The tension between scientific reductionism and spiritual reality may be this auteur’s most distinctive theme: interestingly, Stars is unique among Tourneur’s best-known films in finding a reconciliation between the two. The director’s “magnificent obsession” with another sort of reconciliation provides a second link between this atypical film and his other celebrated works: a fierce passion for racial equality that’s all the more remarkable given the fact that these films predate the full blossoming of the civil rights era.
While the screenplay draws little attention to it, the common perception that the Civil War was in part “the war against slavery” provides a perfect historical context for the story of a man who has set aside violence as a means but continues to fight for the same end with the weapons of peace. (Characters intent on building a new life are central to Cat People and Out Of The Past). The pioneer preacher might use his status as a Civil War hero to win the respect of school children or stand up to the town bully, but he leaves his guns at home when it comes time to face a mob of Klansmen intent on lynching a black farmer and taking his land – far and away the film’s most powerful scene. Viewers who find themselves impatient with the quiet, pastoral (heh heh heh) tone and pace of the first eighty minutes really must stick around for the powerfully filmed climax. Josiah Grey’s confrontation with his racist neighbours, their identities (and humanity) masked by white sheets, prefigures one of the best-known and most moving scenes in American film, Atticus Finch’s vigil on the jailhouse steps in To Kill A Mockingbird.
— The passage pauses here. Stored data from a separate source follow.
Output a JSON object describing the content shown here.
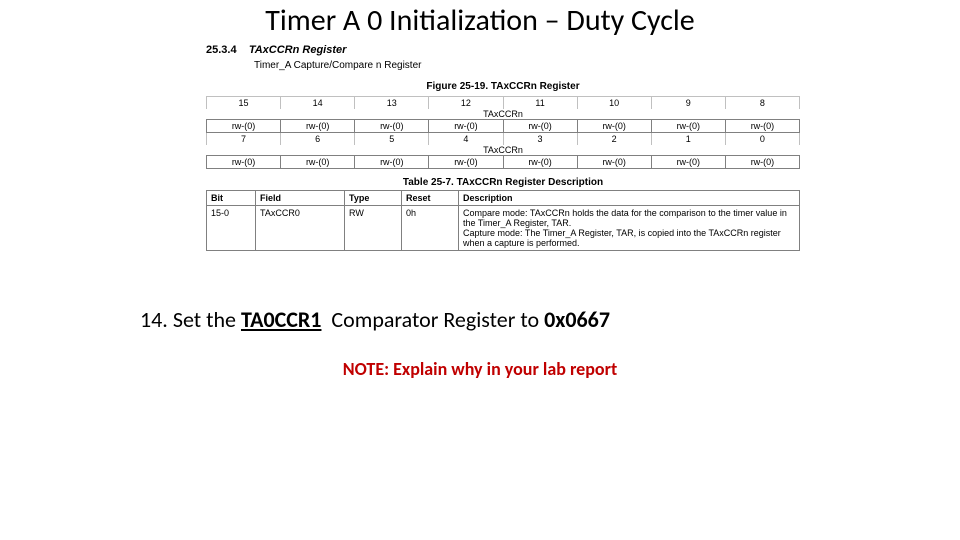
{
  "title": "Timer A 0 Initialization – Duty Cycle",
  "datasheet": {
    "section_number": "25.3.4",
    "section_title": "TAxCCRn Register",
    "section_subtitle": "Timer_A Capture/Compare n Register",
    "figure_caption": "Figure 25-19. TAxCCRn Register",
    "bits_high": [
      "15",
      "14",
      "13",
      "12",
      "11",
      "10",
      "9",
      "8"
    ],
    "field_name": "TAxCCRn",
    "rw_value": "rw-(0)",
    "bits_low": [
      "7",
      "6",
      "5",
      "4",
      "3",
      "2",
      "1",
      "0"
    ],
    "table_caption": "Table 25-7. TAxCCRn Register Description",
    "columns": {
      "bit": "Bit",
      "field": "Field",
      "type": "Type",
      "reset": "Reset",
      "desc": "Description"
    },
    "row": {
      "bit": "15-0",
      "field": "TAxCCR0",
      "type": "RW",
      "reset": "0h",
      "desc_line1": "Compare mode: TAxCCRn holds the data for the comparison to the timer value in the Timer_A Register, TAR.",
      "desc_line2": "Capture mode: The Timer_A Register, TAR, is copied into the TAxCCRn register when a capture is performed."
    }
  },
  "instruction": {
    "step_no": "14.",
    "prefix": "Set the",
    "register": "TA0CCR1",
    "middle": "Comparator Register to",
    "value": "0x0667"
  },
  "note": "NOTE: Explain why in your lab report"
}
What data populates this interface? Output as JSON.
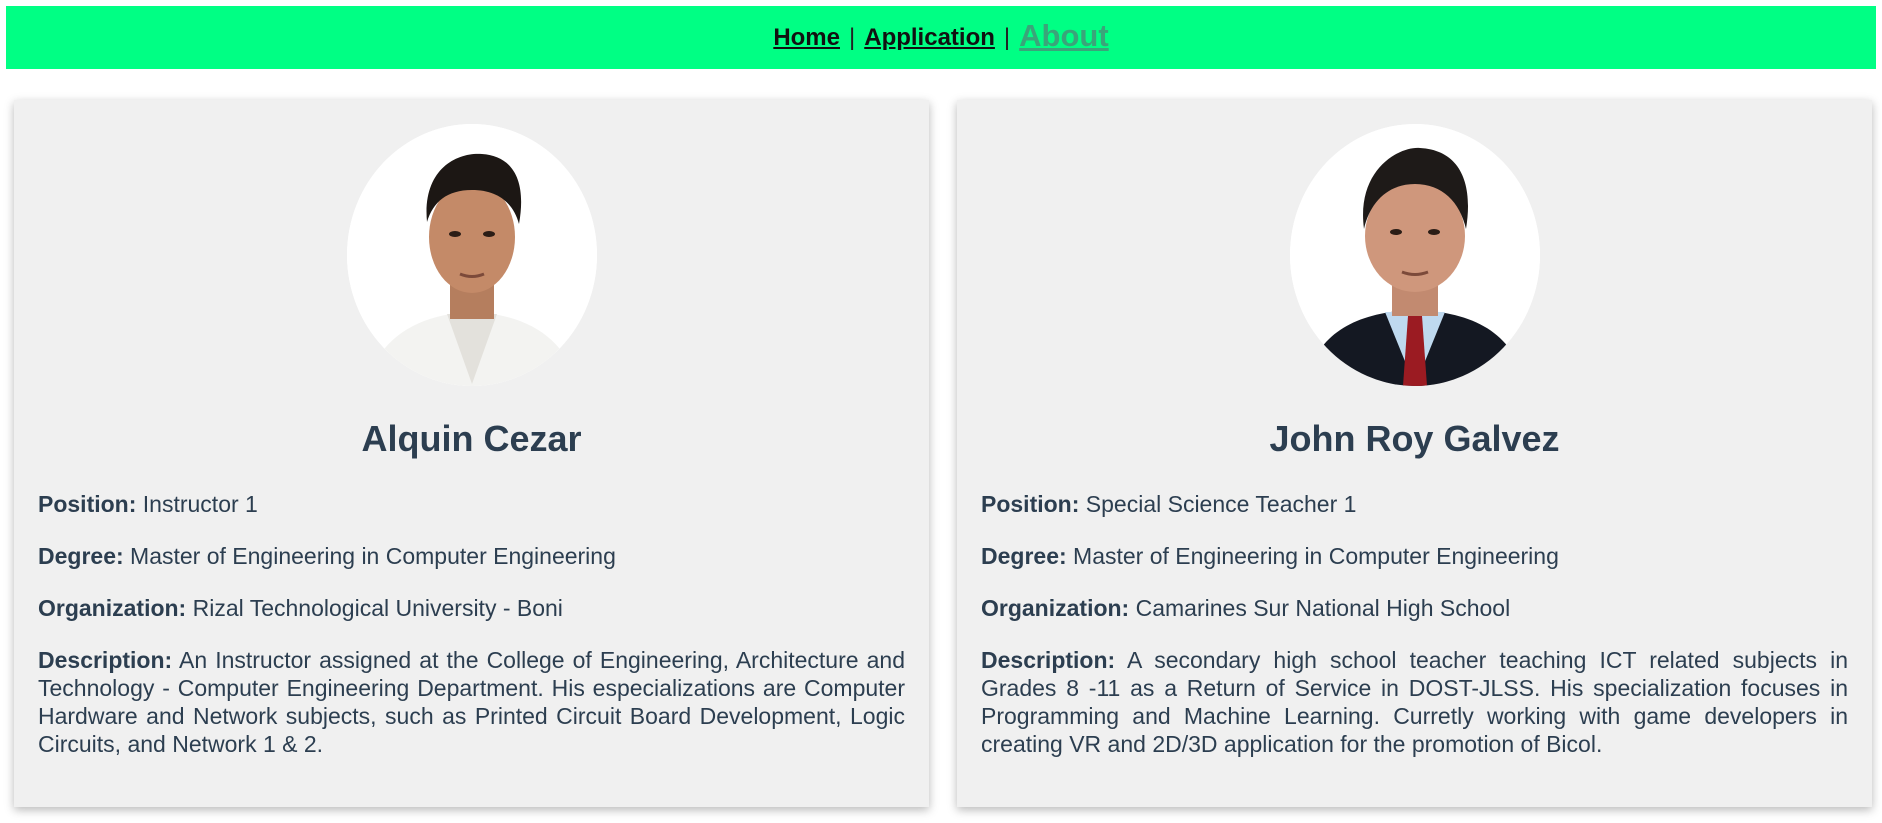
{
  "nav": {
    "home": "Home",
    "application": "Application",
    "about": "About",
    "separator": "|"
  },
  "members": [
    {
      "name": "Alquin Cezar",
      "position_label": "Position:",
      "position": "Instructor 1",
      "degree_label": "Degree:",
      "degree": "Master of Engineering in Computer Engineering",
      "organization_label": "Organization:",
      "organization": "Rizal Technological University - Boni",
      "description_label": "Description:",
      "description": "An Instructor assigned at the College of Engineering, Architecture and Technology - Computer Engineering Department. His especializations are Computer Hardware and Network subjects, such as Printed Circuit Board Development, Logic Circuits, and Network 1 & 2."
    },
    {
      "name": "John Roy Galvez",
      "position_label": "Position:",
      "position": "Special Science Teacher 1",
      "degree_label": "Degree:",
      "degree": "Master of Engineering in Computer Engineering",
      "organization_label": "Organization:",
      "organization": "Camarines Sur National High School",
      "description_label": "Description:",
      "description": "A secondary high school teacher teaching ICT related subjects in Grades 8 -11 as a Return of Service in DOST-JLSS. His specialization focuses in Programming and Machine Learning. Curretly working with game developers in creating VR and 2D/3D application for the promotion of Bicol."
    }
  ],
  "colors": {
    "nav_bg": "#00ff84",
    "card_bg": "#f0f0f0",
    "text": "#2c3e50",
    "active_link": "#3aa57a"
  }
}
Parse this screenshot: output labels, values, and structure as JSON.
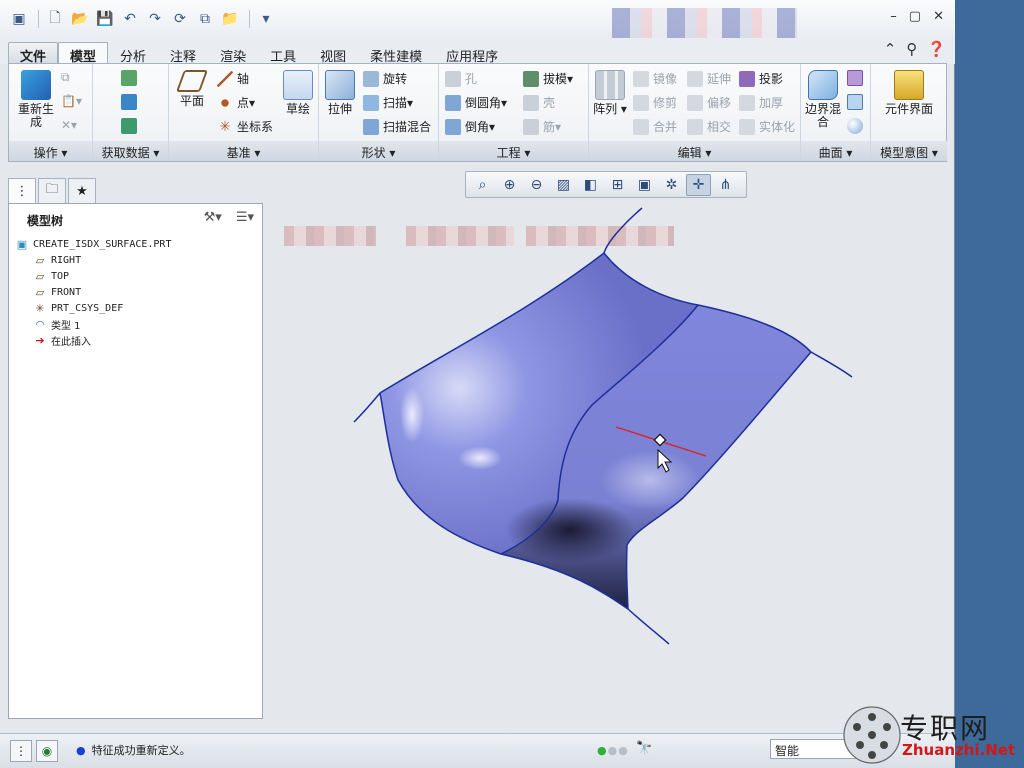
{
  "quick_access": {
    "icons": [
      "app-icon",
      "new-icon",
      "open-icon",
      "save-icon",
      "undo-icon",
      "redo-icon",
      "regenerate-icon",
      "windows-icon",
      "close-window-icon",
      "customize-icon"
    ]
  },
  "window_controls": {
    "minimize": "–",
    "restore": "▢",
    "close": "✕"
  },
  "tabs": [
    {
      "label": "文件"
    },
    {
      "label": "模型"
    },
    {
      "label": "分析"
    },
    {
      "label": "注释"
    },
    {
      "label": "渲染"
    },
    {
      "label": "工具"
    },
    {
      "label": "视图"
    },
    {
      "label": "柔性建模"
    },
    {
      "label": "应用程序"
    }
  ],
  "ribbon": {
    "groups": {
      "operations": "操作",
      "get_data": "获取数据",
      "datum": "基准",
      "shapes": "形状",
      "engineering": "工程",
      "editing": "编辑",
      "surfaces": "曲面",
      "model_intent": "模型意图"
    },
    "regenerate": "重新生成",
    "plane": "平面",
    "axis": "轴",
    "point": "点",
    "csys": "坐标系",
    "sketch": "草绘",
    "extrude": "拉伸",
    "revolve": "旋转",
    "sweep": "扫描",
    "swept_blend": "扫描混合",
    "hole": "孔",
    "round": "倒圆角",
    "chamfer": "倒角",
    "draft": "拔模",
    "shell": "壳",
    "rib": "筋",
    "pattern": "阵列",
    "mirror": "镜像",
    "extend": "延伸",
    "project": "投影",
    "trim": "修剪",
    "offset": "偏移",
    "thicken": "加厚",
    "merge": "合并",
    "intersect": "相交",
    "solidify": "实体化",
    "boundary_blend": "边界混合",
    "component_interface": "元件界面"
  },
  "model_tree": {
    "title": "模型树",
    "items": [
      {
        "label": "CREATE_ISDX_SURFACE.PRT",
        "icon": "part-icon"
      },
      {
        "label": "RIGHT",
        "icon": "datum-plane-icon"
      },
      {
        "label": "TOP",
        "icon": "datum-plane-icon"
      },
      {
        "label": "FRONT",
        "icon": "datum-plane-icon"
      },
      {
        "label": "PRT_CSYS_DEF",
        "icon": "csys-icon"
      },
      {
        "label": "类型 1",
        "icon": "style-feature-icon"
      },
      {
        "label": "在此插入",
        "icon": "insert-here-icon"
      }
    ]
  },
  "status": {
    "message": "特征成功重新定义。",
    "filter": "智能"
  },
  "watermark": {
    "brand": "专职网",
    "url": "Zhuanzhi.Net"
  },
  "colors": {
    "surface": "#7f86dc",
    "edge": "#1d2f9a",
    "accent": "#2e5c9a"
  }
}
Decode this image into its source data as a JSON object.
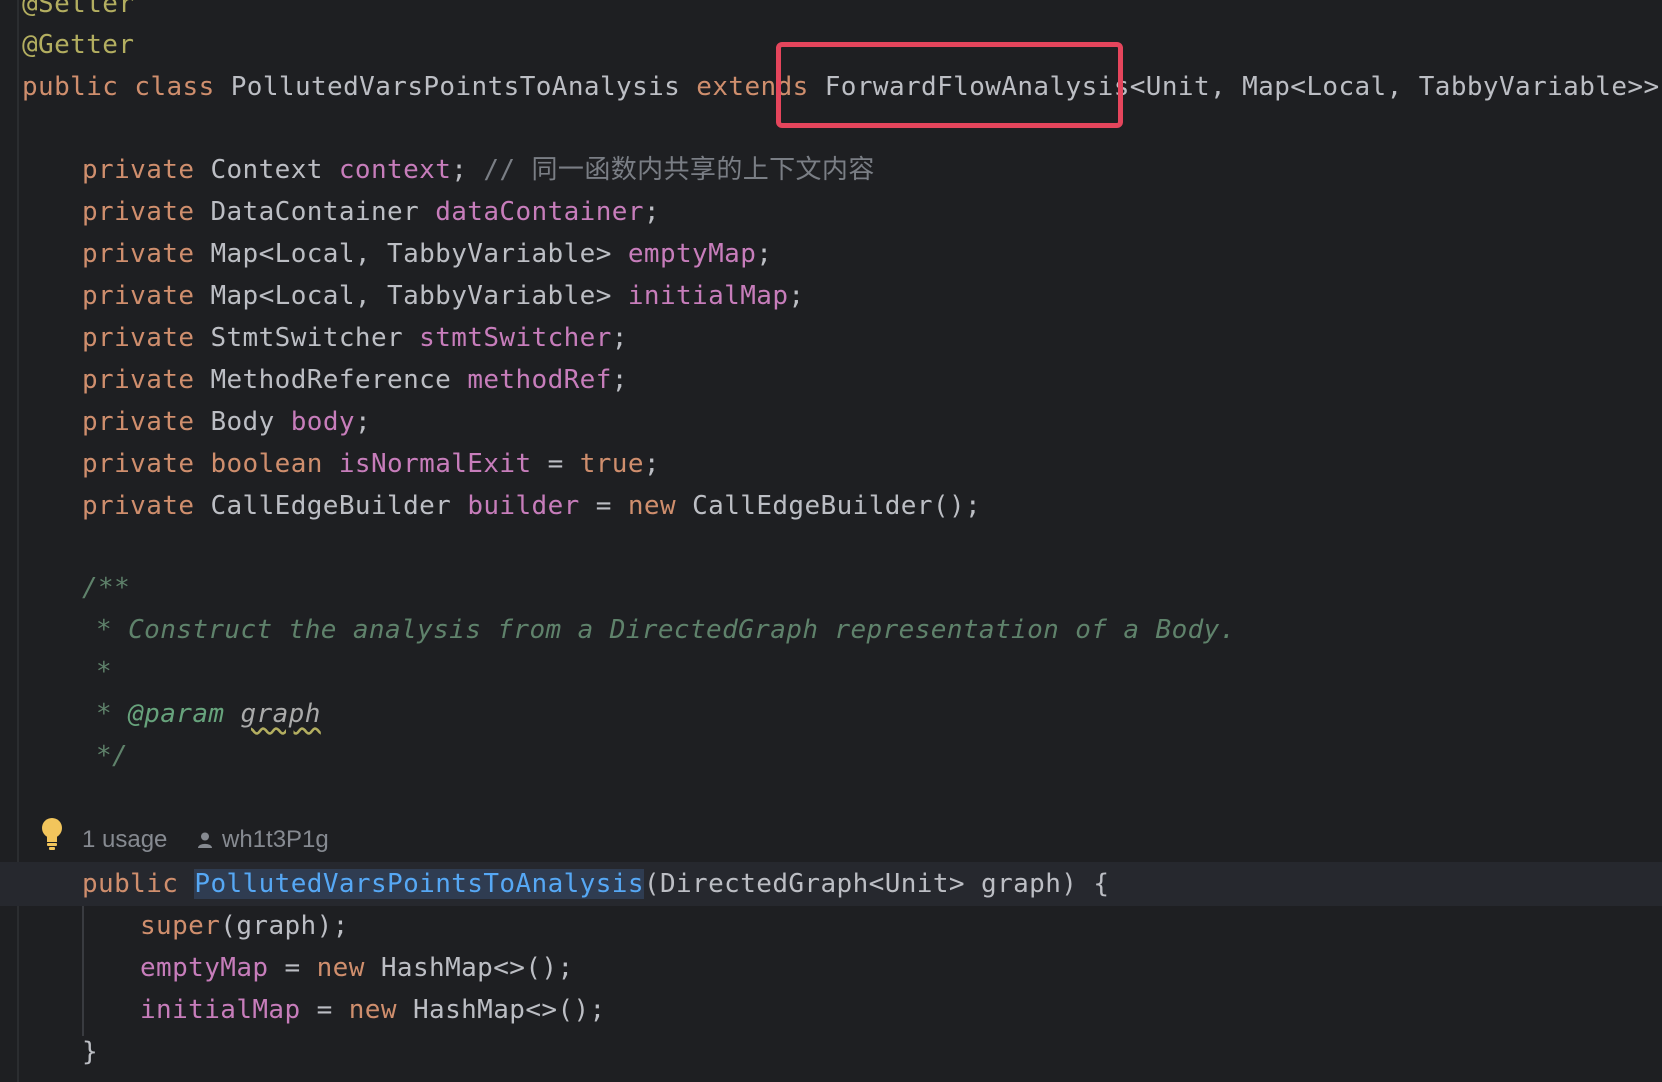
{
  "editor": {
    "code": {
      "setter": "@Setter",
      "getter": "@Getter",
      "class_public": "public",
      "class_kw": "class",
      "class_name": "PollutedVarsPointsToAnalysis",
      "extends_kw": "extends",
      "superclass": "ForwardFlowAnalysis<Unit, Map<Local, TabbyVariable>> {",
      "fields": [
        {
          "mod": "private",
          "type": "Context",
          "name": "context",
          "rest": ";",
          "comment": "// 同一函数内共享的上下文内容"
        },
        {
          "mod": "private",
          "type": "DataContainer",
          "name": "dataContainer",
          "rest": ";"
        },
        {
          "mod": "private",
          "type": "Map<Local, TabbyVariable>",
          "name": "emptyMap",
          "rest": ";"
        },
        {
          "mod": "private",
          "type": "Map<Local, TabbyVariable>",
          "name": "initialMap",
          "rest": ";"
        },
        {
          "mod": "private",
          "type": "StmtSwitcher",
          "name": "stmtSwitcher",
          "rest": ";"
        },
        {
          "mod": "private",
          "type": "MethodReference",
          "name": "methodRef",
          "rest": ";"
        },
        {
          "mod": "private",
          "type": "Body",
          "name": "body",
          "rest": ";"
        },
        {
          "mod": "private",
          "type_kw": "boolean",
          "name": "isNormalExit",
          "eq": "=",
          "value_kw": "true",
          "rest": ";"
        },
        {
          "mod": "private",
          "type": "CallEdgeBuilder",
          "name": "builder",
          "eq": "=",
          "new_kw": "new",
          "rest": "CallEdgeBuilder();"
        }
      ],
      "doc_open": "/**",
      "doc_line1": "* Construct the analysis from a DirectedGraph representation of a Body.",
      "doc_star": "*",
      "doc_param_star": "*",
      "doc_param_tag": "@param",
      "doc_param_name": "graph",
      "doc_close": "*/",
      "ctor_public": "public",
      "ctor_name": "PollutedVarsPointsToAnalysis",
      "ctor_params": "(DirectedGraph<Unit> graph) {",
      "super_kw": "super",
      "super_args": "(graph);",
      "empty_field": "emptyMap",
      "empty_assign": "=",
      "empty_new": "new",
      "empty_rest": "HashMap<>();",
      "init_field": "initialMap",
      "init_assign": "=",
      "init_new": "new",
      "init_rest": "HashMap<>();",
      "close_brace": "}"
    },
    "inlay": {
      "usages": "1 usage",
      "author": "wh1t3P1g"
    }
  },
  "colors": {
    "background": "#1e1f22",
    "keyword": "#cf8e6d",
    "field": "#c77dbb",
    "annotation": "#b3ae60",
    "doc_comment": "#5f826b",
    "method_declaration": "#56a8f5",
    "highlight_box": "#e5455c"
  },
  "icons": [
    "lightbulb-icon",
    "user-icon"
  ]
}
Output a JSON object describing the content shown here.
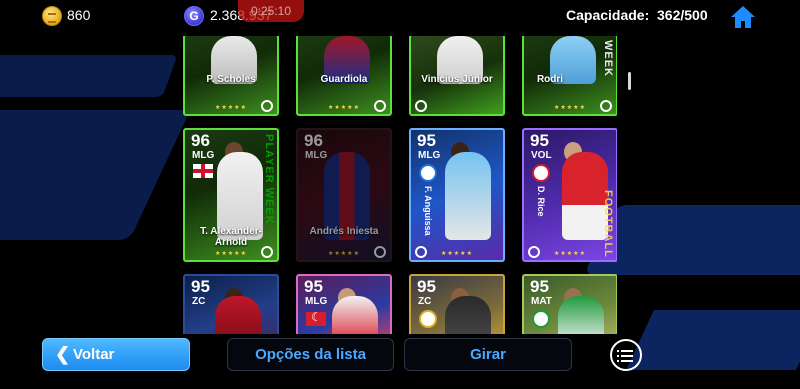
{
  "currency": {
    "coins": "860",
    "gp": "2.368.937",
    "gp_symbol": "G",
    "timer": "0:25:10"
  },
  "capacity": {
    "label": "Capacidade:",
    "value": "362/500"
  },
  "icons": {
    "home": "home-icon",
    "back": "chevron-left-icon",
    "menu": "list-menu-icon"
  },
  "cards": [
    {
      "name": "P. Scholes",
      "rating": "",
      "position": "",
      "stars": "★★★★★"
    },
    {
      "name": "Guardiola",
      "rating": "",
      "position": "",
      "stars": "★★★★★"
    },
    {
      "name": "Vinicius Júnior",
      "rating": "",
      "position": "",
      "stars": ""
    },
    {
      "name": "Rodri",
      "rating": "",
      "position": "",
      "stars": "★★★★★",
      "vertical": "WEEK"
    },
    {
      "name": "T. Alexander-Arnold",
      "rating": "96",
      "position": "MLG",
      "stars": "★★★★★",
      "vertical": "PLAYER WEEK"
    },
    {
      "name": "Andrés Iniesta",
      "rating": "96",
      "position": "MLG",
      "stars": "★★★★★"
    },
    {
      "name": "F. Anguissa",
      "rating": "95",
      "position": "MLG",
      "stars": "★★★★★"
    },
    {
      "name": "D. Rice",
      "rating": "95",
      "position": "VOL",
      "stars": "★★★★★",
      "vertical": "FOOTBALL"
    },
    {
      "name": "",
      "rating": "95",
      "position": "ZC"
    },
    {
      "name": "",
      "rating": "95",
      "position": "MLG"
    },
    {
      "name": "",
      "rating": "95",
      "position": "ZC"
    },
    {
      "name": "",
      "rating": "95",
      "position": "MAT"
    }
  ],
  "buttons": {
    "back": "Voltar",
    "list_options": "Opções da lista",
    "rotate": "Girar"
  }
}
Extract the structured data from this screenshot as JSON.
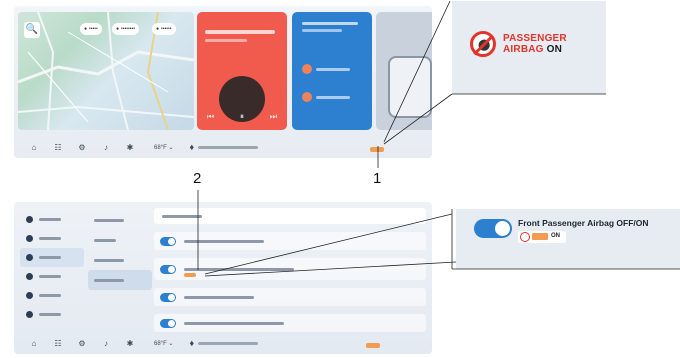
{
  "callouts": {
    "one": "1",
    "two": "2"
  },
  "top_screen": {
    "chips": [
      "•••••",
      "••••••••",
      "••••••"
    ],
    "media_controls": [
      "⏮",
      "⏸",
      "⏭"
    ],
    "bottom_icons": [
      "⌂",
      "☷",
      "⚙",
      "♪",
      "✱"
    ],
    "temperature": "68°F ⌄"
  },
  "zoom_top": {
    "line1": "PASSENGER",
    "line2_red": "AIRBAG",
    "line2_black": "ON"
  },
  "zoom_bottom": {
    "label": "Front Passenger Airbag OFF/ON",
    "badge_text": "ON"
  },
  "colors": {
    "accent": "#2d7fd0",
    "airbag_red": "#e2342a",
    "airbag_orange": "#f29b52"
  },
  "icons": {
    "map_search": "🔍",
    "passenger": "⬤"
  }
}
I can only wonder whether a 24-year-old Harper Lee saw Stars In My Crown when it played the local movie house in Monroeville, Alabama. Who knows, maybe her peculiar childhood friend was in town, maybe they shared popcorn. I figure Truman would have been less impressed than she with the sentiment and nostalgia for a small town much like theirs, with its obvious sense of community and shared values – but he’d surly appreciate the film’s acknowledgment of its less obvious cruelties and racism. But it seems to me this is a story that would make a particular impression on Miss Lee: a story where adult matters are seen through the eyes of a child, the story of a wise and peaceful man, a man of immense integrity and courage, who simply will not stand by and let his town be less than it might be.